The plot builds up as Rajeshwari, a control freak who loves to talk endlessly, tries to find a groom for her younger sister Nisha. Obviously it is more a hegemony factor in the nation that is lead by things like offering a dowry. Rajeshwari however is not very keen on it so she plays the cupid as she lets an engineering student Rahul in her house as a tenant, looking at him as a prospective groom. Rajeshwari’s determination worked and the couple, as planned, lands in the middle of a whirlwind romance.
The slow paced movie picks up with the entry of Yuvraj who fits perfectly in the category of an ideal with groom as he owns a house, car and a decent salary. That’s where Rajeshwari gets greedier and tries to fix up Nisha with Yuvraj, by hook or by crook. The rest of the story is about Rahul’s efforts of winning back the love of his life, making the second half of the story more emotionally strong than the first half.

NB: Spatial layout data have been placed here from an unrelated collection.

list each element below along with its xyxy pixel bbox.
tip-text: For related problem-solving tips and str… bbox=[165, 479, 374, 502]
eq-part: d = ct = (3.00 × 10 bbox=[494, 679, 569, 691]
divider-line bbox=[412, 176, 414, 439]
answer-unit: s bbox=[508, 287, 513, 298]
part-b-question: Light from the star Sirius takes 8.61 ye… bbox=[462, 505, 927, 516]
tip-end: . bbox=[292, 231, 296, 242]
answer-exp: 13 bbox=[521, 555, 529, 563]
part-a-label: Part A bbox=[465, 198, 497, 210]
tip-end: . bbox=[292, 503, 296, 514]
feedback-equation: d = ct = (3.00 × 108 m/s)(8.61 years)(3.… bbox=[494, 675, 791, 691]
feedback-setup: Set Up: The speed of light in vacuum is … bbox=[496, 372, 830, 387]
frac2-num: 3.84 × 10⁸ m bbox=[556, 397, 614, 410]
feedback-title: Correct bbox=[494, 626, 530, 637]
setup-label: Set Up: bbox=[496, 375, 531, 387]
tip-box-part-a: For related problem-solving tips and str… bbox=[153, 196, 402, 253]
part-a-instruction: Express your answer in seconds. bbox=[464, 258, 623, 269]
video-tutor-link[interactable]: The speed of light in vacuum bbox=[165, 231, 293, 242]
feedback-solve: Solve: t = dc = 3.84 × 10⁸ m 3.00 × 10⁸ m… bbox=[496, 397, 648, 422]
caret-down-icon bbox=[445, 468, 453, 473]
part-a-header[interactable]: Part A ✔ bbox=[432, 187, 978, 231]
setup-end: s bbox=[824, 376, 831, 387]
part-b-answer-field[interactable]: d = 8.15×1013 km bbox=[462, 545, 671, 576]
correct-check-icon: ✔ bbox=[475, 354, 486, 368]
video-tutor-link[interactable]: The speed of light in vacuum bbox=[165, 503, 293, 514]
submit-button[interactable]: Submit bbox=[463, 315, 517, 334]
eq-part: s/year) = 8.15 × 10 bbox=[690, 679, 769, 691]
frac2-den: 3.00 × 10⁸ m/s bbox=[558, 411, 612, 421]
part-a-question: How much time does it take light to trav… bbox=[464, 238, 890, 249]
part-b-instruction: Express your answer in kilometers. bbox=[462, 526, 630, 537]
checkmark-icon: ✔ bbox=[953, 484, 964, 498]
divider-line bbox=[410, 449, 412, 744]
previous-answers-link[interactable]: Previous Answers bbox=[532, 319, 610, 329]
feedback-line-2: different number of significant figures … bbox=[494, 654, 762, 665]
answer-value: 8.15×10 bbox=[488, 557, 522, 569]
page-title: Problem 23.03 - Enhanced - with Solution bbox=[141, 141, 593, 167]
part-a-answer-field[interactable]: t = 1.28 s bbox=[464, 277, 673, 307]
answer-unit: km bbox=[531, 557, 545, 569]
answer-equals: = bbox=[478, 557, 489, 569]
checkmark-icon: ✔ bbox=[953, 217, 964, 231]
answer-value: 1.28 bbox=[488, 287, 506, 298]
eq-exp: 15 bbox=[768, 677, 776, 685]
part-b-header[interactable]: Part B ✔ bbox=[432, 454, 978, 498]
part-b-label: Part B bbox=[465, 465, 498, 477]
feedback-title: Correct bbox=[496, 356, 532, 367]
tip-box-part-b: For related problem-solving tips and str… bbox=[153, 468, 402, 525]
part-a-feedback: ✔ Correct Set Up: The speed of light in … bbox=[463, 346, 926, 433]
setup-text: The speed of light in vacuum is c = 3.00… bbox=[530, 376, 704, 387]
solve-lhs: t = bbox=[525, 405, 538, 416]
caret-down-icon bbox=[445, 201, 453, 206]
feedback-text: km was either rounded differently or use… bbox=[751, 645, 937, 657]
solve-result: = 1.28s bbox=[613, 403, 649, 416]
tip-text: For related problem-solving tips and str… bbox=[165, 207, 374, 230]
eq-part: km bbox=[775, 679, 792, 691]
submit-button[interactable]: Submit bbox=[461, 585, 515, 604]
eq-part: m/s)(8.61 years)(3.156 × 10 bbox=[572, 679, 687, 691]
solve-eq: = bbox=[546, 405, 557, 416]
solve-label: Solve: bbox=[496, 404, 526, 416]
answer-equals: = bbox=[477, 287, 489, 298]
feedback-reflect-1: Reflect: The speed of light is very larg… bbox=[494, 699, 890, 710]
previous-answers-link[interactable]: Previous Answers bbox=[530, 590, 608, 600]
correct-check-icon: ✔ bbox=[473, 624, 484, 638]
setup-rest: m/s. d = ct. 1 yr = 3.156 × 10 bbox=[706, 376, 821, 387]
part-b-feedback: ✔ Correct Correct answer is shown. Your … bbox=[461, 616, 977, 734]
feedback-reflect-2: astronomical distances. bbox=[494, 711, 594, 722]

The music of the film can be ignored. Pritam once again proved that he can either be good or original. The songs don’t fit in the movie and are totally avoidable since they are not doing any good to the movie. However, there is not much importance given to the background score since the dialogues of the movie are well placed and well spoken and any additional piece of music would have taken the attention away from the beauty of the dialogues, which are laced with comedy and emotions at the same time.
The cinematographers, Rahul Jadhav and Raja Satankar, did a great job as they lend a whole new feel to an age old story and the emotions that envelope every Indian household blessed with a girl. Needless to mention, they have captured the scenic beauty of a make shift hill station of Palanpur. The credits should also be given to the monstrous efforts of the art director duo of Shailesh Mahadik and Shital Kanvinde who created Palanpur.
It is noticeable how Tabu and Sharman Joshi carry the entire movie on their shoulders without letting it dip even for a minute. With this movie in her kitty, Tabu for sure has proved that she can handle comedy, especially after not being able to make a resounding presence in Priyadarshan’s Hera Pheri, while Sharman is at its best again after the mesmerizing Raju from 3 Idiots. However, Vatsal Seth fails to get this movie working in his favour, yet again.
We Indians are surrounded by drama everywhere. Right from the soaps that are aired on television to the intricacies of our own lives over flooding with family values and emotions. It was not expected that another one of the movies which dates back to the 80s would work so well for the Indian market. Someone once said, “It’s the way you look at things,” and the movie just proved it with an unmatched amount of freshness.
If you prefer a little slow paced cinema rather than the one that always keeps you on the edge of the seat because of its frantic pace, this is something for you.